Indeed, the pace of new U.S. investment-grade corporate debt issuance touched $528 billion in the first quarter, the fastest start to a year ever, even while businesses and schools across the nation were shuttered and residents were ordered to stay home to avoid spreading the deadly coronavirus.

Read: How the Fed’s historic leap into buying corporate debt is working even before the purchases formally start

Borrowing by highly rated companies resumed Monday, with construction equipment giant Caterpillar Inc.

raising $2 billion through the sale of 10-year debt at an 2.662% yield and 30-year bonds at 3.271%.

“It’s shocking that central banks are having to help household names which, in the financial crisis, may have seen their cost of capital spike, but still had revenue coming in the front door,” said Brad Tank, chief investment officer of fixed-income at Neuberger Berman, in a client note Sunday.

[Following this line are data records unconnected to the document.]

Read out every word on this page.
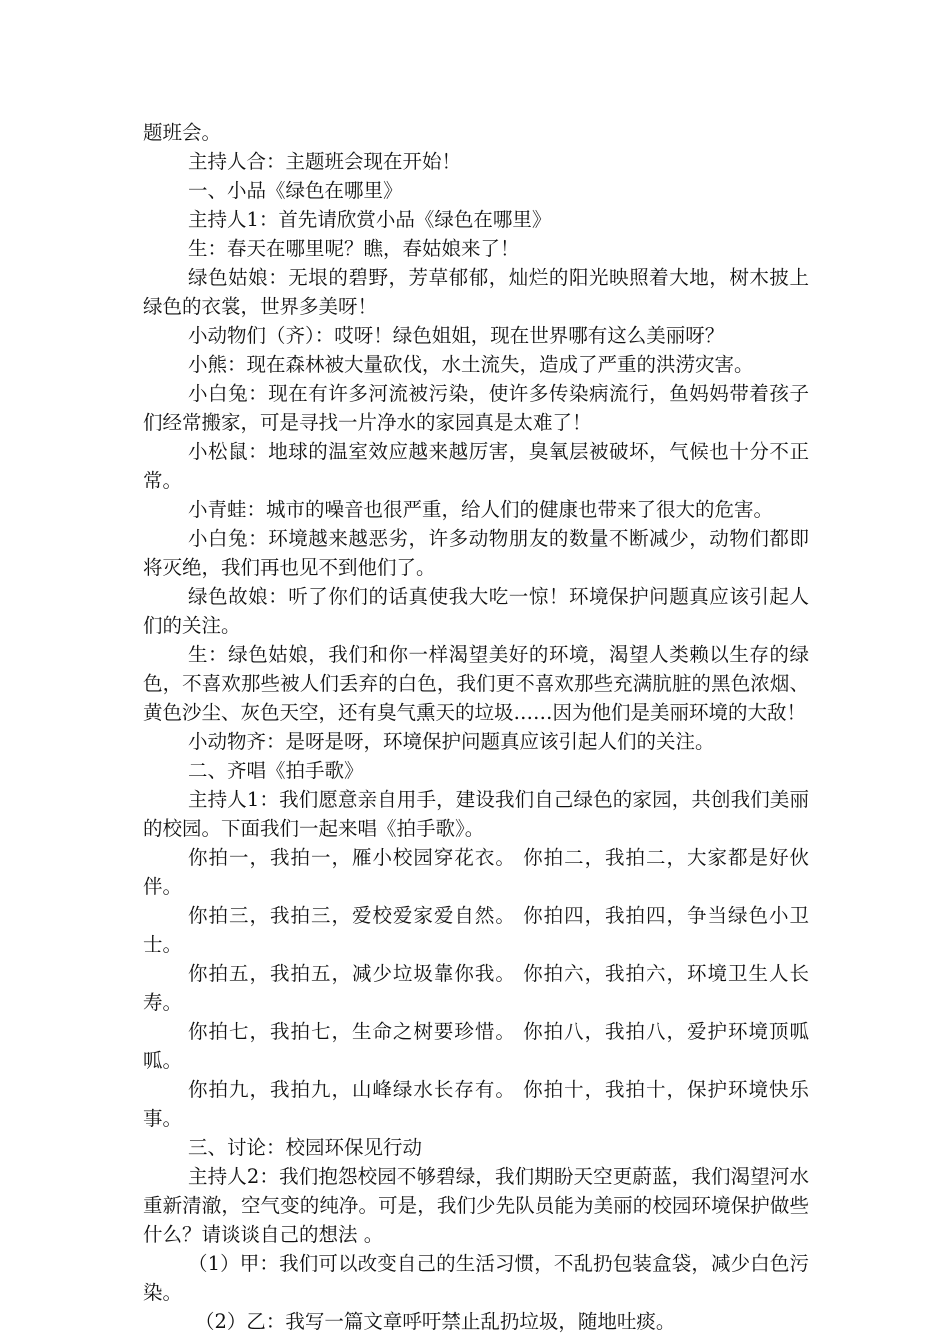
题班会。

主持人合：主题班会现在开始！

一、小品《绿色在哪里》

主持人1：首先请欣赏小品《绿色在哪里》

生：春天在哪里呢？瞧，春姑娘来了！

绿色姑娘：无垠的碧野，芳草郁郁，灿烂的阳光映照着大地，树木披上绿色的衣裳，世界多美呀！

小动物们（齐）：哎呀！绿色姐姐，现在世界哪有这么美丽呀？

小熊：现在森林被大量砍伐，水土流失，造成了严重的洪涝灾害。

小白兔：现在有许多河流被污染，使许多传染病流行，鱼妈妈带着孩子们经常搬家，可是寻找一片净水的家园真是太难了！

小松鼠：地球的温室效应越来越厉害，臭氧层被破坏，气候也十分不正常。

小青蛙：城市的噪音也很严重，给人们的健康也带来了很大的危害。

小白兔：环境越来越恶劣，许多动物朋友的数量不断减少，动物们都即将灭绝，我们再也见不到他们了。

绿色故娘：听了你们的话真使我大吃一惊！环境保护问题真应该引起人们的关注。

生：绿色姑娘，我们和你一样渴望美好的环境，渴望人类赖以生存的绿色，不喜欢那些被人们丢弃的白色，我们更不喜欢那些充满肮脏的黑色浓烟、黄色沙尘、灰色天空，还有臭气熏天的垃圾……因为他们是美丽环境的大敌！

小动物齐：是呀是呀，环境保护问题真应该引起人们的关注。

二、齐唱《拍手歌》

主持人1：我们愿意亲自用手，建设我们自己绿色的家园，共创我们美丽的校园。下面我们一起来唱《拍手歌》。

你拍一，我拍一，雁小校园穿花衣。 你拍二，我拍二，大家都是好伙伴。

你拍三，我拍三，爱校爱家爱自然。 你拍四，我拍四，争当绿色小卫士。

你拍五，我拍五，减少垃圾靠你我。 你拍六，我拍六，环境卫生人长寿。

你拍七，我拍七，生命之树要珍惜。 你拍八，我拍八，爱护环境顶呱呱。

你拍九，我拍九，山峰绿水长存有。 你拍十，我拍十，保护环境快乐事。

三、讨论：校园环保见行动

主持人2：我们抱怨校园不够碧绿，我们期盼天空更蔚蓝，我们渴望河水重新清澈，空气变的纯净。可是，我们少先队员能为美丽的校园环境保护做些什么？请谈谈自己的想法 。

（1）甲：我们可以改变自己的生活习惯，不乱扔包装盒袋，减少白色污染。

（2）乙：我写一篇文章呼吁禁止乱扔垃圾，随地吐痰。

“But with some looking at virtually zero cash flow in the coming weeks, it’s reassuring that banks and capital markets are in good enough shape to lend to them. Eleven years ago, these markets were freezing. Today, they are acting as the transmission conduits for central bank intervention to save the economy’s large, strategic businesses.”

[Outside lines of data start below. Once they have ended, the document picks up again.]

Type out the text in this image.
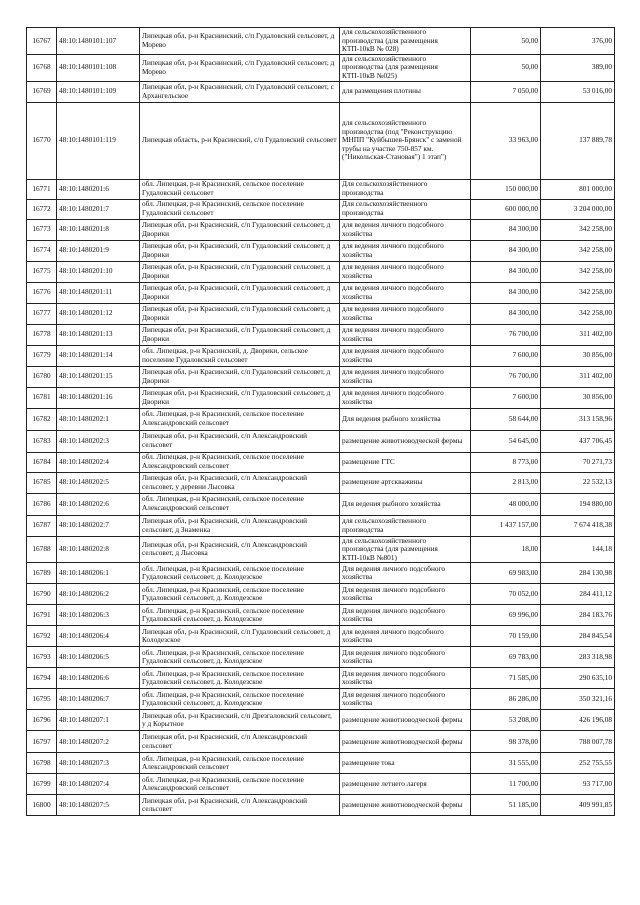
16767	48:10:1480101:107	Липецкая обл, р-н Краснинский, с/п Гудаловский сельсовет, д Морево	для сельскохозяйственного производства (для размещения КТП-10кВ № 028)	50,00	376,00
16768	48:10:1480101:108	Липецкая обл, р-н Краснинский, с/п Гудаловский сельсовет, д Морево	для сельскохозяйственного производства (для размещения КТП-10кВ №025)	50,00	389,00
16769	48:10:1480101:109	Липецкая обл, р-н Краснинский, с/п Гудаловский сельсовет, с Архангельское	для размещения плотины	7 050,00	53 016,00
16770	48:10:1480101:119	Липецкая область, р-н Красинский, с/п Гудаловский сельсовет	для сельскохозяйственного производства (под "Реконструкцию МНПП "Куйбышев-Брянск" с заменой трубы на участке 750-857 км. ("Никольская-Становая") 1 этап")	33 963,00	137 889,78
16771	48:10:1480201:6	обл. Липецкая, р-н Красинский, сельское поселение Гудаловский сельсовет	Для сельскохозяйственного производства	150 000,00	801 000,00
16772	48:10:1480201:7	обл. Липецкая, р-н Красинский, сельское поселение Гудаловский сельсовет	Для сельскохозяйственного производства	600 000,00	3 204 000,00
16773	48:10:1480201:8	Липецкая обл, р-н Красинский, с/п Гудаловский сельсовет, д Дворики	для ведения личного подсобного хозяйства	84 300,00	342 258,00
16774	48:10:1480201:9	Липецкая обл, р-н Красинский, с/п Гудаловский сельсовет, д Дворики	для ведения личного подсобного хозяйства	84 300,00	342 258,00
16775	48:10:1480201:10	Липецкая обл, р-н Красинский, с/п Гудаловский сельсовет, д Дворики	для ведения личного подсобного хозяйства	84 300,00	342 258,00
16776	48:10:1480201:11	Липецкая обл, р-н Красинский, с/п Гудаловский сельсовет, д Дворики	для ведения личного подсобного хозяйства	84 300,00	342 258,00
16777	48:10:1480201:12	Липецкая обл, р-н Красинский, с/п Гудаловский сельсовет, д Дворики	для ведения личного подсобного хозяйства	84 300,00	342 258,00
16778	48:10:1480201:13	Липецкая обл, р-н Красинский, с/п Гудаловский сельсовет, д Дворики	для ведения личного подсобного хозяйства	76 700,00	311 402,00
16779	48:10:1480201:14	обл. Липецкая, р-н Красинский, д. Дворики, сельское поселение Гудаловский сельсовет	для ведения личного подсобного хозяйства	7 600,00	30 856,00
16780	48:10:1480201:15	Липецкая обл, р-н Красинский, с/п Гудаловский сельсовет, д Дворики	для ведения личного подсобного хозяйства	76 700,00	311 402,00
16781	48:10:1480201:16	Липецкая обл, р-н Красинский, с/п Гудаловский сельсовет, д Дворики	для ведения личного подсобного хозяйства	7 600,00	30 856,00
16782	48:10:1480202:1	обл. Липецкая, р-н Красинский, сельское поселение Александровский сельсовет	Для ведения рыбного хозяйства	58 644,00	313 158,96
16783	48:10:1480202:3	Липецкая обл, р-н Красинский, с/п Александровский сельсовет	размещение животноводческой фермы	54 645,00	437 706,45
16784	48:10:1480202:4	обл. Липецкая, р-н Красинский, сельское поселение Александровский сельсовет	размещение ГТС	8 773,00	70 271,73
16785	48:10:1480202:5	Липецкая обл, р-н Красинский, с/п Александровский сельсовет, у деревни Лысовка	размещение артскважины	2 813,00	22 532,13
16786	48:10:1480202:6	обл. Липецкая, р-н Красинский, сельское поселение Александровский сельсовет	Для ведения рыбного хозяйства	48 000,00	194 880,00
16787	48:10:1480202:7	Липецкая обл, р-н Красинский, с/п Александровский сельсовет, д Знаменка	для сельскохозяйственного производства	1 437 157,00	7 674 418,38
16788	48:10:1480202:8	Липецкая обл, р-н Красинский, с/п Александровский сельсовет, д Лысовка	для сельскохозяйственного производства (для размещения КТП-10кВ №801)	18,00	144,18
16789	48:10:1480206:1	обл. Липецкая, р-н Красинский, сельское поселение Гудаловский сельсовет, д. Колодезское	Для ведения личного подсобного хозяйства	69 983,00	284 130,98
16790	48:10:1480206:2	обл. Липецкая, р-н Красинский, сельское поселение Гудаловский сельсовет, д. Колодезское	Для ведения личного подсобного хозяйства	70 052,00	284 411,12
16791	48:10:1480206:3	обл. Липецкая, р-н Красинский, сельское поселение Гудаловский сельсовет, д. Колодезское	Для ведения личного подсобного хозяйства	69 996,00	284 183,76
16792	48:10:1480206:4	Липецкая обл, р-н Красинский, с/п Гудаловский сельсовет, д Колодезское	для ведения личного подсобного хозяйства	70 159,00	284 845,54
16793	48:10:1480206:5	обл. Липецкая, р-н Красинский, сельское поселение Гудаловский сельсовет, д. Колодезское	Для ведения личного подсобного хозяйства	69 783,00	283 318,98
16794	48:10:1480206:6	обл. Липецкая, р-н Красинский, сельское поселение Гудаловский сельсовет, д. Колодезское	Для ведения личного подсобного хозяйства	71 585,00	290 635,10
16795	48:10:1480206:7	обл. Липецкая, р-н Красинский, сельское поселение Гудаловский сельсовет, д. Колодезское	Для ведения личного подсобного хозяйства	86 286,00	350 321,16
16796	48:10:1480207:1	Липецкая обл, р-н Красинский, с/п Дрезгаловский сельсовет, у д Корытное	размещение животноводческой фермы	53 208,00	426 196,08
16797	48:10:1480207:2	Липецкая обл, р-н Красинский, с/п Александровский сельсовет	размещение животноводческой фермы	98 378,00	788 007,78
16798	48:10:1480207:3	обл. Липецкая, р-н Красинский, сельское поселение Александровский сельсовет	размещение тока	31 555,00	252 755,55
16799	48:10:1480207:4	обл. Липецкая, р-н Красинский, сельское поселение Александровский сельсовет	размещение летнего лагеря	11 700,00	93 717,00
16800	48:10:1480207:5	Липецкая обл, р-н Красинский, с/п Александровский сельсовет	размещение животноводческой фермы	51 185,00	409 991,85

Corporate bond spreads, or the level of compensation investors demand over a risk-free benchmark, already have retraced about 32% of their worst levels in the wake of the pandemic, according to BofA Global Research analysts, who roughly pegged the selloff window between Feb. 19 and March 23.

That compares with about 25% for U.S. stocks and 23% for high-yield, or junk bonds, according to their data.

The Dow Jones Industrial Average

soared 7.7% on Monday as investors saw hope in the possibility of a flattening of COVID-19 cases in New York, now the epicenter of coronavirus pandemic.

Still, BlackRock’s team said they like fixed-income cash flows over the potential volatility ahead for the U.S. stock market.

“We prefer credit over equities given bondholders’ preferential claim on corporate cash flows in a highly uncertain economic environment,” the team wrote.

“We see coupon income as attractive amid record-low interest rates, a stabilization of markets thanks to the policy response and improved valuations after the March selloff.”